For millions of American children, school lunch is often their best – and sometimes – only real meal of the day. According to Feeding America, 16.7 million children lived in food insecure households in 2011. The numbers can tell the scope, but the not very painful effects of food insecurity for children. 

School nutrition professionals know that Mondays and Fridays are often the worst days of the week for food insecure children. On Monday morning, many children really are “starving” after a weekend without enough food to fill their stomachs well. At school breakfast on Monday morning, children can seem insatiable and want more than one serving. How would you feel after a weekend without enough to eat?

On Friday’s school lunch, food insecure children may tend to overeat and/or to hoard food that they can scavenge from other student’s trays. This not bad behavior or a hunger game. It is a very real and natural response to being deprived of food. It is the body’s response to being chronically underfed, as documented in Ansel Keyes classic study of starvation in healthy young men.
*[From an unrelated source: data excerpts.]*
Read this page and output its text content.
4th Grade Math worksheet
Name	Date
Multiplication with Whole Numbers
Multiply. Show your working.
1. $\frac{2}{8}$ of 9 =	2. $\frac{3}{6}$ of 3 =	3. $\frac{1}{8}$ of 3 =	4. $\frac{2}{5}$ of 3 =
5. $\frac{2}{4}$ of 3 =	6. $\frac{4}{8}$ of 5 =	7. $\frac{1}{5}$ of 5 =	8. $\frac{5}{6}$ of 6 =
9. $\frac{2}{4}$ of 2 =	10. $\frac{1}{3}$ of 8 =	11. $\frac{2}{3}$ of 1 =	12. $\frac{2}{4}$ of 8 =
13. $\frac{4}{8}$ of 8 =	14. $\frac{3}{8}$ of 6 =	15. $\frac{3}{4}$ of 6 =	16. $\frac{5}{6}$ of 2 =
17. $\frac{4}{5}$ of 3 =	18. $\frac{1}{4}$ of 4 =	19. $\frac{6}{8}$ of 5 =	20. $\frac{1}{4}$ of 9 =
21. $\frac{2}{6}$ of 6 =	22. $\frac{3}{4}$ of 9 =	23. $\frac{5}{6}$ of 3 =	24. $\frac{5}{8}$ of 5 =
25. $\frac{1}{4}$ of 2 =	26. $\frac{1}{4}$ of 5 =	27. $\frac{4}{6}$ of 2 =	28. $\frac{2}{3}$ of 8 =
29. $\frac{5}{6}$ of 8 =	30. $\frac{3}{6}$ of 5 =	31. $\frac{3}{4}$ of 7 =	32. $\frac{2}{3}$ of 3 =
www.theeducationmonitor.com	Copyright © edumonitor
Middle school students wait for breakfast in Billings, Montana

We do not completely understand the complex interactions of food insecurity, obesity and undernutrition, especially in their effect on children. The Food Research and Action Center (FRAC) offers an excellent summary of the key factors that make low-income and food insecure families more vulnerable to overweight and obesity, including:

  • Cycles of food deprivation and overeating
  • Lack of access to healthy, affordable foods
  • Fewer opportunities for physical activity
  • High levels of stress
  • Limited access to health care

While we have a national discussion about the merits of the 2010 Healthy, Hunger-Free Kids Act and the the 2012 Nutrition Standards for School Meals, we must never forget those students who are truly hungry – not just YouTube sensations because they didn’t approve of their new food options in the cafeteria. Whether you call it childhood hunger or family food insecurity, this is a real and tragic problem in our country.

In terms of what we can do, there is no better role model than Senator George McGovern, who passed away today after a decades of public service. We can each look around our own communities and ask a simple question: What is the most effective thing that I can do to end hunger?